Empat lagu instrumentalia mengisahkan perjalanan hidup mulai lahir hingga mati.Sebelum membawakan lagu Majka, Endro menyampaikan kepada penonton jika bahwa Majka tentang perpisahan ibu dan anak karena maut. Suara saksofon terdengar mendayu-dayu dan mencekam. Para penonton pun bertepuk tangan dan Endro berucap terima kasih mengakhiri penampilan malam itu.

Endro tak tampil sendirian, namun ditemani mini band terdiri dari bassis dan gitaris. Dalam berkarya, Endro tak melulu menonjolkan suara saksofon, ada harmoni. Mengawinkan saksofon dengan alunan gitar akustik. ”Sebenarnya konsep yang saya usung full band, tapi kali ini mini band,” ujar pria yang juga alumni Universitas Negeri Malang (UM).  

Hanya lagu Majka, satu-satunya lagu yang sudah dilengkapi video klip. Video diunggah di Youtube pada 15 November 2018 lalu. Video klip diproduksi sendiri, bertindak sebagai sutradara, Dibuat dengan waktu singkat dan biaya murah. Biaya produksi video klip dibantu Kementerian Budaya Urban (@kemenbudur). Sebuah inisiatif anak muda menggerakkan lokomotif kreatif.
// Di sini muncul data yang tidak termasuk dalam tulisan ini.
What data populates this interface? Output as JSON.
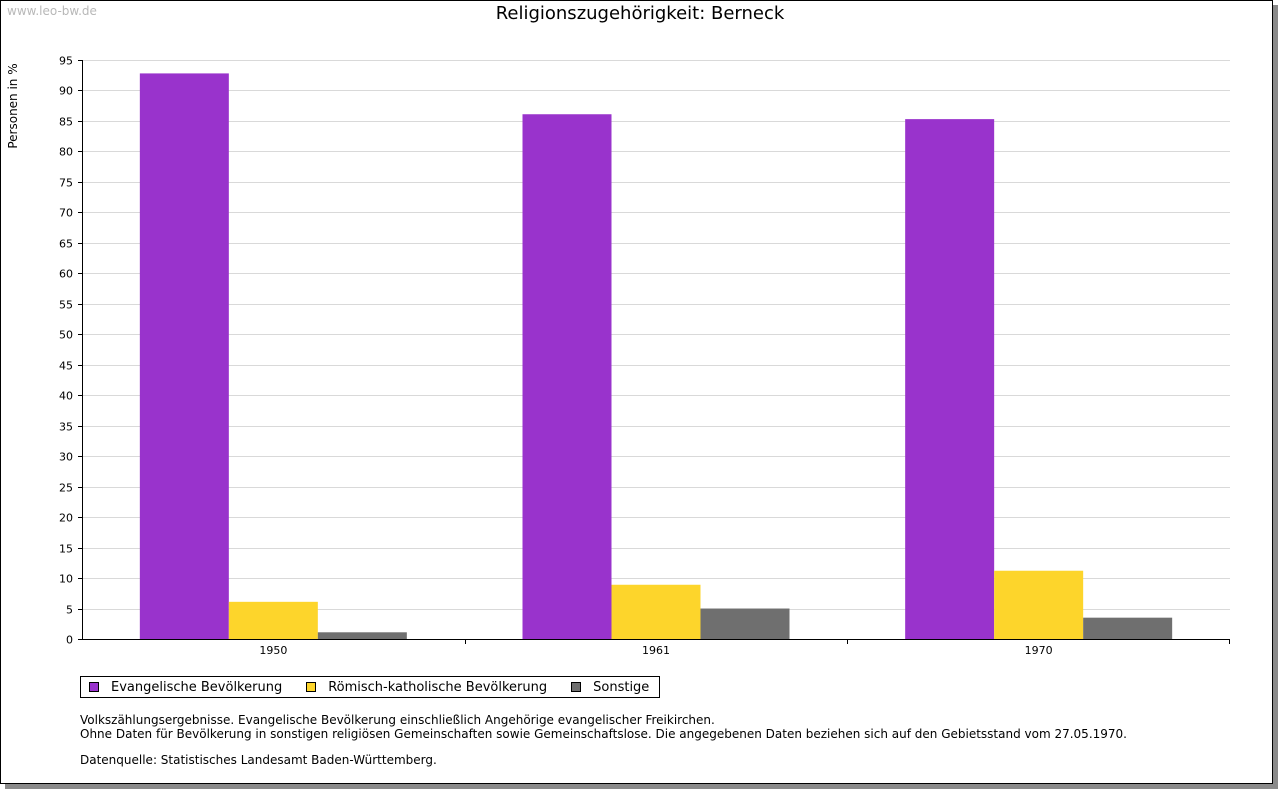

Kemenbudur membiayai produksi video klip setelah memenangkan kompetisi konsep video klip yang tertajuk “Be The Makers”. Endro memiliki kepedulian terhadap anak panti asuhan. Dibuktikan dengan menyumbangkan hasil penjualan mini album ke sebuah panti asuhan. ”Seiklasnya saja, hasilnya disumbangkan ke panti asuhan di Malang,” jelas  Endro yang menyebut dirinya sebagai saksofonis amatiran ini. Biaya pembuatan video klip tak mahal, sehingga tidak mencari untung.

Belajar Saksofon Otodidak

Endro belajar saksofon usai lulus kuliah, pertengahan 2016. Sebelumnya telah mencoba beragam alat musik mulai piano, dan gita. Pilihannya jatuh ke alat musik tiup, saksofon. Mulanya belajar otodidak dengan menonton Youtube. ”Saya melihat video musisi Indonesia, Bayu Isman. kalau musisi luar negeri, seperti Justin Ward,” kata Endro.
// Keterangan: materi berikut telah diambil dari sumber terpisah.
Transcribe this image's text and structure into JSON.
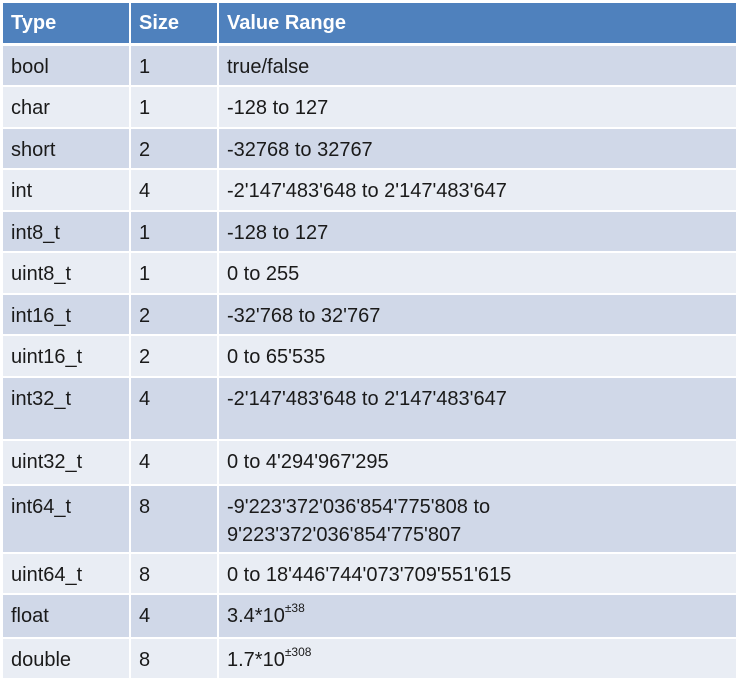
{
  "header": {
    "type": "Type",
    "size": "Size",
    "range": "Value Range"
  },
  "rows": [
    {
      "type": "bool",
      "size": "1",
      "range": "true/false"
    },
    {
      "type": "char",
      "size": "1",
      "range": "-128 to 127"
    },
    {
      "type": "short",
      "size": "2",
      "range": "-32768 to 32767"
    },
    {
      "type": "int",
      "size": "4",
      "range": "-2'147'483'648 to 2'147'483'647"
    },
    {
      "type": "int8_t",
      "size": "1",
      "range": "-128 to 127"
    },
    {
      "type": "uint8_t",
      "size": "1",
      "range": "0 to 255"
    },
    {
      "type": "int16_t",
      "size": "2",
      "range": "-32'768 to 32'767"
    },
    {
      "type": "uint16_t",
      "size": "2",
      "range": "0 to 65'535"
    },
    {
      "type": "int32_t",
      "size": "4",
      "range": "-2'147'483'648 to 2'147'483'647"
    },
    {
      "type": "uint32_t",
      "size": "4",
      "range": "0 to 4'294'967'295"
    },
    {
      "type": "int64_t",
      "size": "8",
      "range": "-9'223'372'036'854'775'808 to",
      "range_line2": "9'223'372'036'854'775'807"
    },
    {
      "type": "uint64_t",
      "size": "8",
      "range": "0 to 18'446'744'073'709'551'615"
    },
    {
      "type": "float",
      "size": "4",
      "range": "3.4*10",
      "range_exp": "±38"
    },
    {
      "type": "double",
      "size": "8",
      "range": "1.7*10",
      "range_exp": "±308"
    }
  ]
}
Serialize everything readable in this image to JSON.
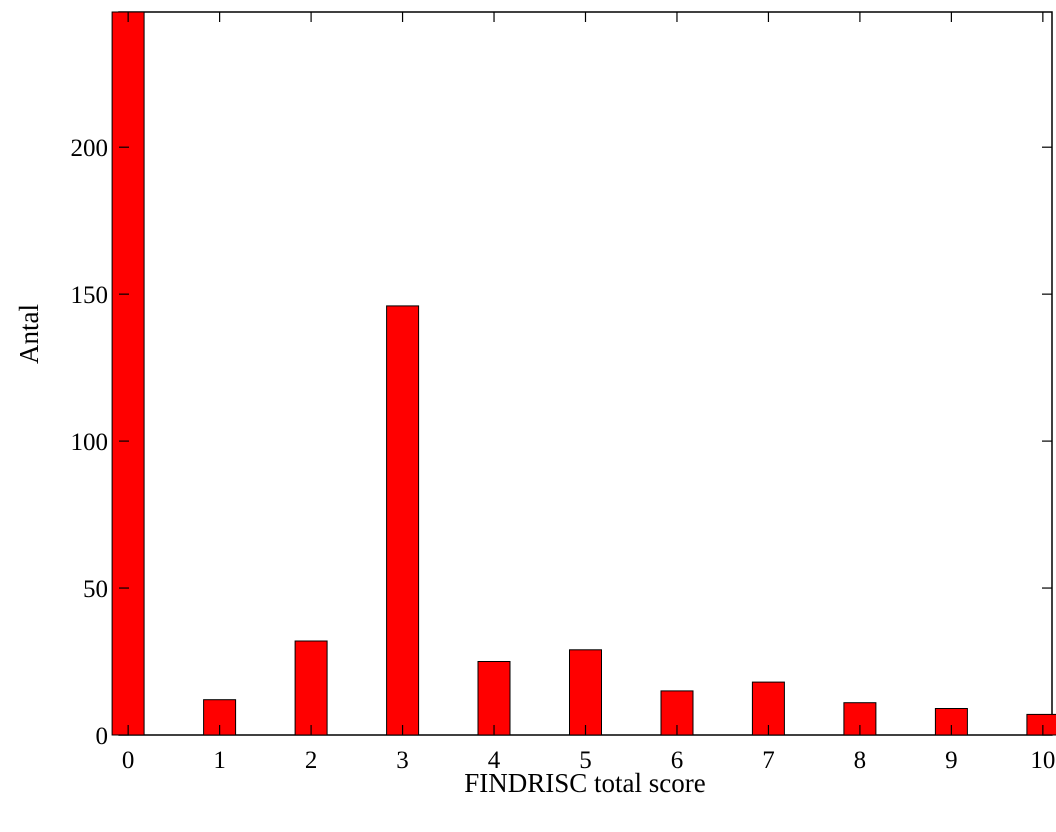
{
  "chart_data": {
    "type": "bar",
    "title": "",
    "xlabel": "FINDRISC total score",
    "ylabel": "Antal",
    "categories": [
      "0",
      "1",
      "2",
      "3",
      "4",
      "5",
      "6",
      "7",
      "8",
      "9",
      "10"
    ],
    "values": [
      246,
      12,
      32,
      146,
      25,
      29,
      15,
      18,
      11,
      9,
      7
    ],
    "xlim": [
      -0.1,
      10.1
    ],
    "ylim": [
      0,
      246
    ],
    "yticks": [
      0,
      50,
      100,
      150,
      200
    ],
    "ytick_labels": [
      "0",
      "50",
      "100",
      "150",
      "200"
    ],
    "grid": false,
    "legend": "none",
    "bar_color": "#ff0000",
    "bar_edge_color": "#000000"
  }
}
Endro belajar saksofon usai lulus kuliah, pertengahan 2016. Sebelumnya telah mencoba beragam alat musik mulai piano, dan gita. Pilihannya jatuh ke alat musik tiup, saksofon. (Terakota/Aris Syaiful Anwar).

Selanjutnya, Endro bertemu musisi, Deny Mahendra. Pria berusia 26 tahun ini kian bersemangat lantaran bisa menambal ilmu dan teori musik. Karir bermusik Endro dimulai mengikuti band lokal Malang, RGBSKA. Di tengah bermain band, ia mencoba peruntungan mengikuti kompetisi Toyota Berani Coba 2017.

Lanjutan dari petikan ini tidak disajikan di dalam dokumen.